L'Explication Prémisse
Cet article dit que les règles pour devenir français, rester français ou perdre la nationalité sont celles précisées dans le même titre du Code civil ; mais ces règles doivent aussi respecter les traités et engagements internationaux que la France a signés. En clair, la loi française fixe les conditions, sauf si un accord international applicable les modifie ou les limite (par exemple pour éviter l’apatridie ou en vertu d’accords bilatéraux).
Sophie est née en France de parents étrangers et, selon les règles du Code civil, elle peut devenir française à sa majorité si elle remplit les conditions mentionnées dans le titre sur la nationalité.

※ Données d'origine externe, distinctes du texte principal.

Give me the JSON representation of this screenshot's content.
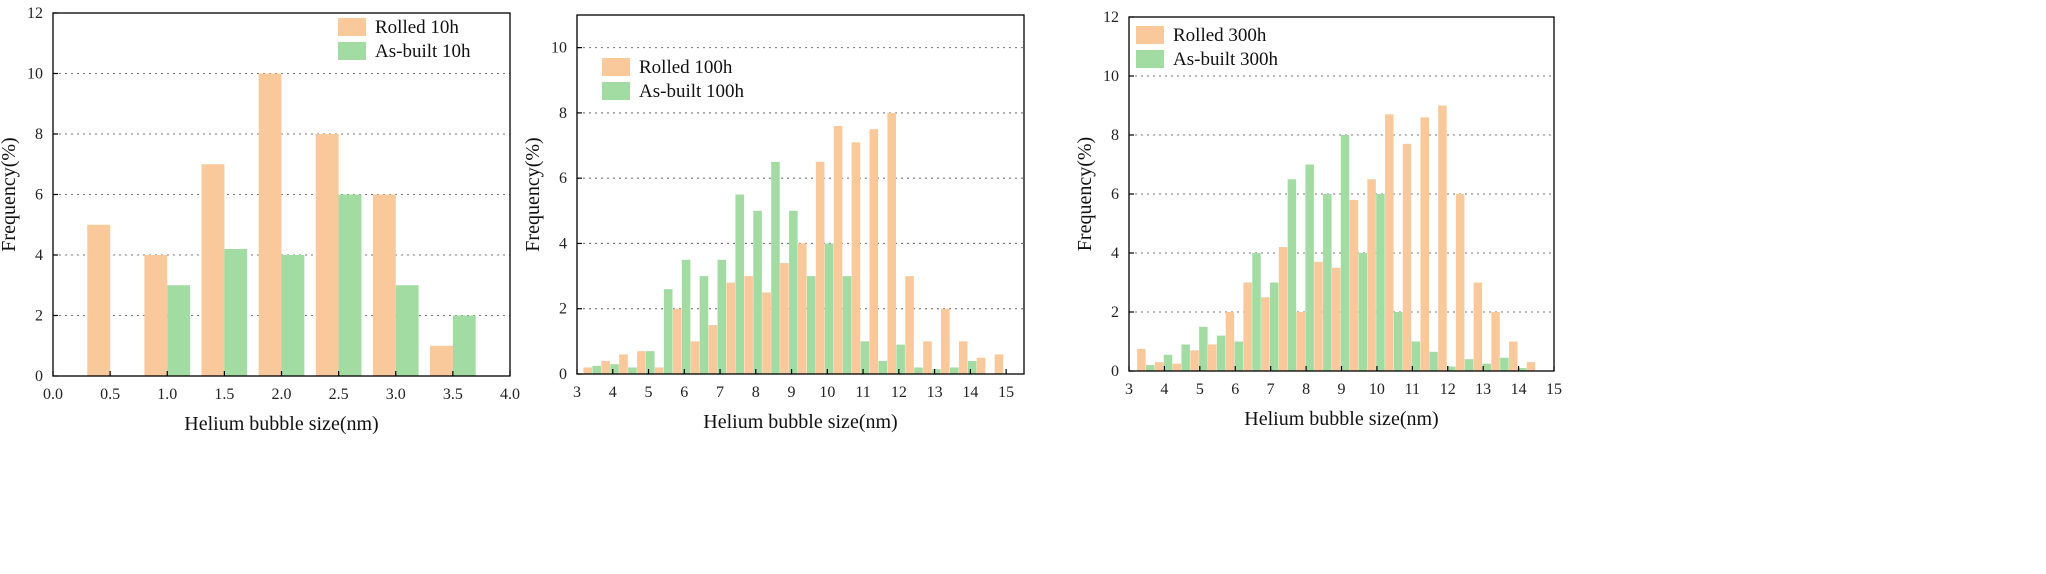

Si la France est liée par un traité international interdisant de rendre apatride les personnes dans son cas, ce traité s’appliquera et garantira que Sophie ne soit pas privée de nationalité de façon contraire aux engagements internationaux.
- La nationalité française (son attribution, son acquisition et sa perte) est régie par les dispositions du titre du Code civil qui traite de la nationalité.
- Cet article affirme la primauté du cadre national pour définir les modalités (naissance, filiation, naturalisation, mariage, déclaration, etc.).
- Toutefois ces règles nationales s’appliquent « sous réserve » des traités et engagements internationaux : les accords internationaux peuvent donc modifier, limiter ou compléter l’application du droit interne.
- Les traités pertinents peuvent viser, par exemple, la prévention de l’apatridie, des règles sur la double nationalité ou des obligations découlant du droit européen.
- En cas de conflit apparent entre une règle du Code civil et un traité international applicable, le traité peut primer selon le droit international et la pratique constitutionnelle.
- L’article rappelle que la nationalité relève à la fois du droit interne et du droit international; les autorités administratives et judiciaires doivent tenir compte des deux niveaux de règles.